A Post investigative series in the fall described the grim results: More than 60,000 people have had cash seized without ever having been hit with a criminal indictment or search warrant since 2000. Instead of protecting property, police forces nationwide have an incentive to steal it, lawfully, from non-criminal citizens.

And still we are not done with the encroachments on financial privacy in the name of battling dangerous drugs. In 1988, the Anti-Drug Abuse Act expanded the prior laws' definition of "financial institutions" to include car dealers and other non-bank dispensers of credit. It also compelled said creditors to check the legal identification of anyone engaging in transactions larger than $3,000. A trio of money laundering laws in the 1990s boosted penalties, imposed more reporting requirements on banks, and demanded more proof of ID for transactions, among other intrusions.

Then 9/11 changed everything, again. The PATRIOT Act one-upped prior bank snooping schemes by forcing still more reporting requirements on ever lower transaction amounts to still greater numbers of institutions that deal with money. With the financing of terrorism now a specified (if vaguely defined) crime, and with response time requirements to federal law enforcement whittled down to 120 hours, banks were terrified of crossing Washington.

In retrospect, we should have realized that the aforementioned context had a greater influence on the Obama administration's strange obsession with cracking down on Americans' foreign accounts than the estimated $1 billion extra a year that the Internal Revenue Service reaps from hassling our more globalized citizens. The awful Foreign Account Tax Compliant Act (FATCA) of 2010, which I wrote about in this space in October 2012 ("The Insatiable Taxman"), is certainly annoying in its own right. The law inconveniences the estimated 7.6 million Americans living abroad (who can no longer get bank accounts in their host countries) and anyone else who holds more than $10,000 in foreign financial institutions by imposing on non-American banks a host of invasive, privacy-violating reporting requirements.
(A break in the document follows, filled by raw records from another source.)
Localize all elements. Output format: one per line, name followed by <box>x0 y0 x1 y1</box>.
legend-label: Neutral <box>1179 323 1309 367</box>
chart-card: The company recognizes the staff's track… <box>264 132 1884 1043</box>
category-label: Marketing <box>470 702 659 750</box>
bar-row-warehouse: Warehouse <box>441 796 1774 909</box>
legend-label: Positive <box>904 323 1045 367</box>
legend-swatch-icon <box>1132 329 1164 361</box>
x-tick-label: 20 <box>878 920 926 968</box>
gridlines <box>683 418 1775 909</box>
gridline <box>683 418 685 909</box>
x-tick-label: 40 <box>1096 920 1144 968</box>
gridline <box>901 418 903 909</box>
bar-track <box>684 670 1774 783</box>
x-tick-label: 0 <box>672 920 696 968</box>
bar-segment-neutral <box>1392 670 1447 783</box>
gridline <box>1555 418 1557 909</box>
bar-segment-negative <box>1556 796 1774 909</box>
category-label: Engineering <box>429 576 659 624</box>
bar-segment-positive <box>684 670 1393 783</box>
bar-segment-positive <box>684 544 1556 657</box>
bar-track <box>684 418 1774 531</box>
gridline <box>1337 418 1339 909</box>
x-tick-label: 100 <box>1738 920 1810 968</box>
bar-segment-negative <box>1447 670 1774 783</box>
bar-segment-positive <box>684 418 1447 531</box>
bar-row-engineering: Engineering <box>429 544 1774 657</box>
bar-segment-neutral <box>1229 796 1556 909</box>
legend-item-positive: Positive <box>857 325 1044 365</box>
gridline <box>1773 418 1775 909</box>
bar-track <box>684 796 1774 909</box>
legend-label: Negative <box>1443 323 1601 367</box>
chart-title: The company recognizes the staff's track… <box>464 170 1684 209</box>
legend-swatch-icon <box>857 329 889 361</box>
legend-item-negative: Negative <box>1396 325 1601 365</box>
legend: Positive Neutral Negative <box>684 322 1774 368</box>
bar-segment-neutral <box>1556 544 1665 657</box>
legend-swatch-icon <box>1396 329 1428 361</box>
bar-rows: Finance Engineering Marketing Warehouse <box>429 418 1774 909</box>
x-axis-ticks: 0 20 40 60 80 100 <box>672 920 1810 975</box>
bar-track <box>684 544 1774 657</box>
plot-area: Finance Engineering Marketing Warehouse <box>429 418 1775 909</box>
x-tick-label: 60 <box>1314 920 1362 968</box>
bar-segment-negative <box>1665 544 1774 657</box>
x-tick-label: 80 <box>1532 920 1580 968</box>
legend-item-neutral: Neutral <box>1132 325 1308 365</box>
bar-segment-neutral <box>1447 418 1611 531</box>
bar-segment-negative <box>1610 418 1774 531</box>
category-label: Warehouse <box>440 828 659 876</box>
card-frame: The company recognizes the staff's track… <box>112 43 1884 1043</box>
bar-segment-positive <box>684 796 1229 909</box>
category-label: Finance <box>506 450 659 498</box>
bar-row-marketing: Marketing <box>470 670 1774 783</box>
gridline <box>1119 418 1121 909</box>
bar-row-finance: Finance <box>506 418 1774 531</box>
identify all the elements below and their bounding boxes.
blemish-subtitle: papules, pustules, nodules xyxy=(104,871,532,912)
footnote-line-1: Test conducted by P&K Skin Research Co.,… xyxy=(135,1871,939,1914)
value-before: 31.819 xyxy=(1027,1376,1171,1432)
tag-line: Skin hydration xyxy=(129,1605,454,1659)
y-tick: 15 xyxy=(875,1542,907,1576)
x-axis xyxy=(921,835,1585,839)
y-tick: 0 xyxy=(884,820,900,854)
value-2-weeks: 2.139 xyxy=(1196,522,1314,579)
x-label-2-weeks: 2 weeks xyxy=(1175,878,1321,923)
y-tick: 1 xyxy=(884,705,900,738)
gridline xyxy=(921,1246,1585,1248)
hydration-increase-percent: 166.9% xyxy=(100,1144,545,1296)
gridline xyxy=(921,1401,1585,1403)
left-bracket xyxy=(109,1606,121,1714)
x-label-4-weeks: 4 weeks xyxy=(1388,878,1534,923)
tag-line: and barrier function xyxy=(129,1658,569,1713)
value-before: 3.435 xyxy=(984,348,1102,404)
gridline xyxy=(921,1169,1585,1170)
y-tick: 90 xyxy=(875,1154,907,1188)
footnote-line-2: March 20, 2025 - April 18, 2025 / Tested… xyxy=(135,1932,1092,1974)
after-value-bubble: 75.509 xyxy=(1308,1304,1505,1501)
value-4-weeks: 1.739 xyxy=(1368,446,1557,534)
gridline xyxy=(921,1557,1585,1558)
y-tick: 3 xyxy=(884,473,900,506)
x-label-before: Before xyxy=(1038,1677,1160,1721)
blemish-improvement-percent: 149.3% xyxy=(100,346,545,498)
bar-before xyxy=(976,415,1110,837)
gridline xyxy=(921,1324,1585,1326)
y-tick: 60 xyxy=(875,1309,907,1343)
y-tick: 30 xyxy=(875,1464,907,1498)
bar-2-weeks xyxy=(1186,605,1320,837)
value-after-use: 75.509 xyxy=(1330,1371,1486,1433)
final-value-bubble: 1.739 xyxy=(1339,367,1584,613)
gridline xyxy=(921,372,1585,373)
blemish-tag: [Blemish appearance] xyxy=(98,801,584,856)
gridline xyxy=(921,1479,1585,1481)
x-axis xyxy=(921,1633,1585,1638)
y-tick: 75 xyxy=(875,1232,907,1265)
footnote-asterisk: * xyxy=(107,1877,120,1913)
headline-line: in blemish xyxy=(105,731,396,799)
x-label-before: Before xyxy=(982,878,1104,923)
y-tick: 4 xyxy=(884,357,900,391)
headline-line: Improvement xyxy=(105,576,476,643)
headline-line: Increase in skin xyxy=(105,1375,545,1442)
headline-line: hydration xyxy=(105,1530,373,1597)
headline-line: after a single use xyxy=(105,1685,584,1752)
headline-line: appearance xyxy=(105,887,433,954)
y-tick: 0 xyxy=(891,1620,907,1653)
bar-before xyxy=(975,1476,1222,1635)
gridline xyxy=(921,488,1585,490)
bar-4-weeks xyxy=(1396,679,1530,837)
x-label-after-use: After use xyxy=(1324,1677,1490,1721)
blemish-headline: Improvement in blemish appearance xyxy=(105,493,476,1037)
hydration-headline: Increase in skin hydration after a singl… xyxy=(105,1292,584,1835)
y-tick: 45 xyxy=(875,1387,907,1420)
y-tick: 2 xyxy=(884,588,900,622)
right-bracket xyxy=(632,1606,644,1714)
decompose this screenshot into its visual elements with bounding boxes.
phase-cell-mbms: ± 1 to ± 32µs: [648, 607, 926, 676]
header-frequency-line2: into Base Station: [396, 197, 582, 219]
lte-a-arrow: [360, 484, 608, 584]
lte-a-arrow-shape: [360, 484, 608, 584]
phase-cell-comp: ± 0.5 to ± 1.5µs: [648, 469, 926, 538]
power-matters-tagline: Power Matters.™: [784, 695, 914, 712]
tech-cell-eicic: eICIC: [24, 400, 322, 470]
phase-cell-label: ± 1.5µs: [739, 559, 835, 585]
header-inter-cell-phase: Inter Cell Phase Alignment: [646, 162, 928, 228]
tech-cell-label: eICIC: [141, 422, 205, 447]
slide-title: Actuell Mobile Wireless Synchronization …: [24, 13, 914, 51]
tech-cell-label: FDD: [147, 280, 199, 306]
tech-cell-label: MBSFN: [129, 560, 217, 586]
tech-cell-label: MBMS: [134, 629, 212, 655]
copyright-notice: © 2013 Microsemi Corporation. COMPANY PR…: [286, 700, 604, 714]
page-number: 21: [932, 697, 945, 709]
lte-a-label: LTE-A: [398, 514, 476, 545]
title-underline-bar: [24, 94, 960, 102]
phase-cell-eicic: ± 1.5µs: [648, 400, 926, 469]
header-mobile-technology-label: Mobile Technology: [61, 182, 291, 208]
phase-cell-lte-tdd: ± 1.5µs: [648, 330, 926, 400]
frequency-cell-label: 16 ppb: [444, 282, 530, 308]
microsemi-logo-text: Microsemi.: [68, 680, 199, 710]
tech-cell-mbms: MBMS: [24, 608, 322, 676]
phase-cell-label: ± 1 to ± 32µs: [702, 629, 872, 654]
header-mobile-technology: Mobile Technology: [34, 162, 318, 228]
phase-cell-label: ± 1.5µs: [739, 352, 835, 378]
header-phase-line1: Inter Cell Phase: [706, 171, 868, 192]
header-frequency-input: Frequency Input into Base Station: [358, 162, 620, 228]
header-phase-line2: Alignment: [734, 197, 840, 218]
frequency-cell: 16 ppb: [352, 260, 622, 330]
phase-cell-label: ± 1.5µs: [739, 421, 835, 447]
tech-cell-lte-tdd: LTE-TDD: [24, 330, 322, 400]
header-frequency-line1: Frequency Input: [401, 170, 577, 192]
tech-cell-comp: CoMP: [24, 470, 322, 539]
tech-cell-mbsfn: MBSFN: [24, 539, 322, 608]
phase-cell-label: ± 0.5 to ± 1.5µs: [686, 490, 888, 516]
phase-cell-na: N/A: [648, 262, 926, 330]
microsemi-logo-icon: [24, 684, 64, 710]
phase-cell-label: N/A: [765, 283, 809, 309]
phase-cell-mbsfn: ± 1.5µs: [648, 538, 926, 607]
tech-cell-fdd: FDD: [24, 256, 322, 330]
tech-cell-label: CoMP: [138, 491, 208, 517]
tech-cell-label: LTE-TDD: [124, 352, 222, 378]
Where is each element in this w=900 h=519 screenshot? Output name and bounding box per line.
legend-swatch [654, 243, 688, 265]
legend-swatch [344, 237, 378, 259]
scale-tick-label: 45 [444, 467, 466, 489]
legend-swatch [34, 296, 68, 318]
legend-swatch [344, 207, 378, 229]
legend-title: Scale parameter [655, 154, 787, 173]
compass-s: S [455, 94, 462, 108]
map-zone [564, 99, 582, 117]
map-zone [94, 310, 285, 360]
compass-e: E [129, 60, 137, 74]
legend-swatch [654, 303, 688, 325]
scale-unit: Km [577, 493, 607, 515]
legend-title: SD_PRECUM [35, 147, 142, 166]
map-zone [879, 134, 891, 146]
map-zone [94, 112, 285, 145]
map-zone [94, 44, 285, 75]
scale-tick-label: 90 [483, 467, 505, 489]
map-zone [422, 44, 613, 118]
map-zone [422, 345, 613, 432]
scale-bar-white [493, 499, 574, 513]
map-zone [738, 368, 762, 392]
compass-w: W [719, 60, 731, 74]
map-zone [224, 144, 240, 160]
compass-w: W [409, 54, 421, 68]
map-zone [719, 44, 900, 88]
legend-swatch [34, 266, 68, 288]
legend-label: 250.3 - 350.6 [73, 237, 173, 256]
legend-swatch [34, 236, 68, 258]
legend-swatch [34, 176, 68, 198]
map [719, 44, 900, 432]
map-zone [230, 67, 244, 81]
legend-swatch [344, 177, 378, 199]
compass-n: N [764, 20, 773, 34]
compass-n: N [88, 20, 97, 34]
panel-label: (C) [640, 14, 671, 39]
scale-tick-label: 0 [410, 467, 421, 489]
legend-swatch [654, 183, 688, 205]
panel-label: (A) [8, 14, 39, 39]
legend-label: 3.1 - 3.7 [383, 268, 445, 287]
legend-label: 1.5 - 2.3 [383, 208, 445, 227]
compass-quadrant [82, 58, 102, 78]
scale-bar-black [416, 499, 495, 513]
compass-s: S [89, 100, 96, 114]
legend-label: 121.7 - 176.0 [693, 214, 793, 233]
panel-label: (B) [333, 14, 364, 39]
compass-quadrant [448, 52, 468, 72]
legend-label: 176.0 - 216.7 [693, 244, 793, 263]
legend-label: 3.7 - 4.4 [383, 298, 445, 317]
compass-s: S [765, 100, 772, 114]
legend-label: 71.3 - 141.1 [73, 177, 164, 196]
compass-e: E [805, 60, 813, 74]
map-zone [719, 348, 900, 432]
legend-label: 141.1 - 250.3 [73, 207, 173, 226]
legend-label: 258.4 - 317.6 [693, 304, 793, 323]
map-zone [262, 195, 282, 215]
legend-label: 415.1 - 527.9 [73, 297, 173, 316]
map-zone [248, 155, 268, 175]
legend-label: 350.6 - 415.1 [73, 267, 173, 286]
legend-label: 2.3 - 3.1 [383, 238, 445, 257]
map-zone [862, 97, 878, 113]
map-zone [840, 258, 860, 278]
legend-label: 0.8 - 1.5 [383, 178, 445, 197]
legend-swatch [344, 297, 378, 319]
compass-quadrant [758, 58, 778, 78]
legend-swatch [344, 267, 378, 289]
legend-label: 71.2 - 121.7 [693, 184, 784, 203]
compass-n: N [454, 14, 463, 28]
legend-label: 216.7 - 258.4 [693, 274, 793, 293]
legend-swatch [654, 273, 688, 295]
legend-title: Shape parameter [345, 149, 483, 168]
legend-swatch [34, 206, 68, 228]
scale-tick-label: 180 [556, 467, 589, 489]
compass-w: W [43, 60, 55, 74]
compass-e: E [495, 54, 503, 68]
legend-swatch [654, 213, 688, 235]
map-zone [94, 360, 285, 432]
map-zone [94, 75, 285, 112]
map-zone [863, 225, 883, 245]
But the dwindling defenders of global financial privacy have come to realize that Washington's eye may have been on a bigger prize all along. Forget FATCA. This is all about GATCA. (The G is for "global.")

"This has been in the works since 2009," Deloitte partner Jim Calvin told the industry news site Compliance Complete in January 2014. "The U.S. was the only jurisdiction with a single capital market that could force FATCA to work. Once the U.S. effort was underway, it became apparent in 2012 with the release of the proposed regulations and the simultaneous announcement by the U.K., France, Germany, Spain, and Italy to enter into intergovernmental agreements (IGAs) that this was not just the U.S. acting alone."

The fruit of that labor arrived in July, with the publication of the OECD's new proposed financial rules for the developed world. "In creating the standards," noted JD Supra Business Advisor, "the OECD drew upon the experience gained through" implementing FATCA. "The OECD hopes that a commonality in approach will limit arbitrage opportunities for tax evaders."

So what started with drugs and evolved to terrorism has at long last settled on a more primal fear that's been around much longer than the Constitution: that someone, somewhere, may be saving or spending money without the blessing or even knowledge of the state. Money, in this view, does not strictly belong to the individual who "owns" it. It is tolerated only after full disclosure-and tribute-to the government.

Want to know why reason, after a long interregnum, has once again put together an issue focused on financial topics? Because your money is inextricably linked to your freedom. And government everywhere is punitively jealous of both.